From these beginnings, and following cricketing predecessors from the club (four of the Tyldesley family made the ground staff at Old Trafford, with Dick Tyldesley reaching international level with England) Watkinson emulated the local heroes, playing for Lancashire and England.

==Domestic cricket==
As a county cricketer Watkinson was part of a Lancashire with a strong record in List A cricket. It was a team featuring many internationals, including Michael Atherton, Neil Fairbrother, Graeme Fowler, Peter Martin, and the Pakistan star Wasim Akram; later he would also play alongside Andrew Flintoff and Muttiah Muralitharan. Watkinson helped Lancashire to win both the Benson and Hedges Cup and the NatWest Bank Trophy in 1990, winning the man of the match award in the final of the former.

He was captain of the Lancashire side from 1992 to 1997. In 1996 under his leadership the county repeated the double of the Benson and Hedges Cup and the NatWest Bank Trophy. He also helped them to win the Benson and Hedges Cup in 1995.

==International cricket==
Watkinson made his Test cricket debut against the West Indies in 1995 at Old Trafford, when Atherton was England captain. He was thus placed in the unusual position, in his debut on his county home ground, of being captained by a county colleague of whom he was usually the captain in county cricket.

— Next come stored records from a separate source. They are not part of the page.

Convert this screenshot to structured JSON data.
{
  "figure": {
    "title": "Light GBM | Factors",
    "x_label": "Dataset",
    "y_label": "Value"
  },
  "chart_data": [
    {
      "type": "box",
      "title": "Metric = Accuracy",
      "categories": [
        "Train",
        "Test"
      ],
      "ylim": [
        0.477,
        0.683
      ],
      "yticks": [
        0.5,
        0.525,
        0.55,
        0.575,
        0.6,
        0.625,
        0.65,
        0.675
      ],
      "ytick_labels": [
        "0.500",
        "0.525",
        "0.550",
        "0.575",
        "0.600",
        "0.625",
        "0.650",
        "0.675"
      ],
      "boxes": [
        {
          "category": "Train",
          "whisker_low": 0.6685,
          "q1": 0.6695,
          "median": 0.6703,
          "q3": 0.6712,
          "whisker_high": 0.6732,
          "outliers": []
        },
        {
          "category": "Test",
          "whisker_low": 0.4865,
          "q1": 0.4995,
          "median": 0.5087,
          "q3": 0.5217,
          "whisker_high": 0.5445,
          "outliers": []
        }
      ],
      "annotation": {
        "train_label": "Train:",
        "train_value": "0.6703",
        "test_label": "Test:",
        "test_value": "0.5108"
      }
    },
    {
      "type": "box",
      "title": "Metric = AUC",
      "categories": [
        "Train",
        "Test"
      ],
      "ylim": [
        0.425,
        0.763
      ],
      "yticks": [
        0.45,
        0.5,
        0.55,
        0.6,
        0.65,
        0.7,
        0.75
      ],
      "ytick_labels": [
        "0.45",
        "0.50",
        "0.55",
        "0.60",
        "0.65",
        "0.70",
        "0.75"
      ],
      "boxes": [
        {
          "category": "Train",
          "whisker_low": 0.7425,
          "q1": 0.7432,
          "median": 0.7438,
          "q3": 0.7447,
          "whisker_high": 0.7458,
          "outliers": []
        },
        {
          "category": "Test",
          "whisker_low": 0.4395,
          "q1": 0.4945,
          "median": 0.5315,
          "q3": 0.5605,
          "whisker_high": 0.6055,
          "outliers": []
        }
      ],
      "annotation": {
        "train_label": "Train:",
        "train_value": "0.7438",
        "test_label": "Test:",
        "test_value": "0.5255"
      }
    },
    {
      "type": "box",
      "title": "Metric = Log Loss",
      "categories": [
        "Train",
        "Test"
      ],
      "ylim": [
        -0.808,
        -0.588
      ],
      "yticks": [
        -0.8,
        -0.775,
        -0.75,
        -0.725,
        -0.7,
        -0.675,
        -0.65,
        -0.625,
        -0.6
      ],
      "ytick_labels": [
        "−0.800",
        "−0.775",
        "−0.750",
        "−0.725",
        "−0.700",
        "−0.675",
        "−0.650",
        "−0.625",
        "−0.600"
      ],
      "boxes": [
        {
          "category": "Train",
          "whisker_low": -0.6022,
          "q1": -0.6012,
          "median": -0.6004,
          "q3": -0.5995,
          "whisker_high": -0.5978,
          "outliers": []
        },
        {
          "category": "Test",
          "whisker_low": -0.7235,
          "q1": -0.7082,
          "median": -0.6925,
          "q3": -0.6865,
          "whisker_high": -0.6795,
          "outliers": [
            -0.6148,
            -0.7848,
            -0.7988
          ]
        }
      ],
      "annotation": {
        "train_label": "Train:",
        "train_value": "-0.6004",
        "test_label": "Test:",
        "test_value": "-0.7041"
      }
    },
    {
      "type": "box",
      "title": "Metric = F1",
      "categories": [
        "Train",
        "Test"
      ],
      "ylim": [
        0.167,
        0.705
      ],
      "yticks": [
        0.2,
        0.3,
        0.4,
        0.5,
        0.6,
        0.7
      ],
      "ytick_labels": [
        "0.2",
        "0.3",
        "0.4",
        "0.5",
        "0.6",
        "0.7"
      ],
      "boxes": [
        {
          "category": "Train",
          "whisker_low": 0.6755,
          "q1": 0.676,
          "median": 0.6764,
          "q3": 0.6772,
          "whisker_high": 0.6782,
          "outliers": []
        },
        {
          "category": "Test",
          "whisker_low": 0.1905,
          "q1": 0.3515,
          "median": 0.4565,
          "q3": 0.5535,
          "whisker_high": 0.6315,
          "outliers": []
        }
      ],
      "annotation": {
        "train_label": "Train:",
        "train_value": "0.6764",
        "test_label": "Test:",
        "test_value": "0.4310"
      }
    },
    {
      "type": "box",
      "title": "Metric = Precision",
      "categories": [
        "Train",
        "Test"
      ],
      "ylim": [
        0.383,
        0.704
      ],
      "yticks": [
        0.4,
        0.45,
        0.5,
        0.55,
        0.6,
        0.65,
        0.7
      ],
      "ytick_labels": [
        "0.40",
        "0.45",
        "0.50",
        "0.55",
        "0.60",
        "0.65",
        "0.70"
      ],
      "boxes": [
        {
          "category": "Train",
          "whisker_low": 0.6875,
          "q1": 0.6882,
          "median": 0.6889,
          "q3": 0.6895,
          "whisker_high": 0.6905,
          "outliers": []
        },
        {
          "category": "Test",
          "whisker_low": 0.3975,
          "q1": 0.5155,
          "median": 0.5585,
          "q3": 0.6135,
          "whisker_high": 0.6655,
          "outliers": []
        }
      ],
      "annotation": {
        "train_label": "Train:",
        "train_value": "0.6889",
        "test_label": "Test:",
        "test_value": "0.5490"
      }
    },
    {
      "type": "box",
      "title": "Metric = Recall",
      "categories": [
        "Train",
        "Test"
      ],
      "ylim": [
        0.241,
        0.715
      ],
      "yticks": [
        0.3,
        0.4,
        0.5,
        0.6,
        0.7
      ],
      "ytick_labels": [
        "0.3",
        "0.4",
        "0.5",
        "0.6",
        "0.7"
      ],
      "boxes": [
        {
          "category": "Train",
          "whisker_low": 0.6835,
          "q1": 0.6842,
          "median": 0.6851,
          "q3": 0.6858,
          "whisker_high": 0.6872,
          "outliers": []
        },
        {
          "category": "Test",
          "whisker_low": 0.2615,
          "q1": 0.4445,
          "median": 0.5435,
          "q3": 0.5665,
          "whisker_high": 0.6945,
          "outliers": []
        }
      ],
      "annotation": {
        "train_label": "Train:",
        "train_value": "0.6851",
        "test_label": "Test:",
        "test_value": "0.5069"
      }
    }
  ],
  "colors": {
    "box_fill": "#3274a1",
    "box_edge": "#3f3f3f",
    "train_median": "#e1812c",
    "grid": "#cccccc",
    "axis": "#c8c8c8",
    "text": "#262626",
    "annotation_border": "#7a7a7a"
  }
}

England won his first test, Watkinson contributing 37 runs and five wickets, three of them in the second innings. Atherton later praised Watkinson's bowling, saying: "He was a bit nervous in the first innings but bowled exceptionally in the second".

The highlight of Watkinson's international career came in the next test when he made his highest Test score, 82 not out, in an unlikely last-wicket stand with an injured Richard Illingworth to ensure England held the West Indies to a draw. According to Christopher Martin-Jenkins, this result was assured by "the resourceful batting of Lancashire`s cool, competent and battle-hardened captain and Illingworth`s courageous defiance of doctor`s orders to share in England`s largest last-wicket stand since Bob Willis and Peter Willey put on 117 in 1980".

Picked to tour South Africa, he had a more low-key experience and was not picked to play international cricket again.

==After retirement==
After retirement from 2002 he took the position of coach with Lancashire, from 2008 being elevated to the position of Director of cricket.

In October 2014, Watkinson announced that he was to resign from his role as Director following a disappointing season, which saw the club relegated from the top flight of County Championship Cricket, this ended his 32-year association with Lancashire.

In December 2014, Watkinson became director of cricket at Manchester Grammar School.

His son, Liam Watkinson, has played four first-class matches for Leeds/Bradford MCCU.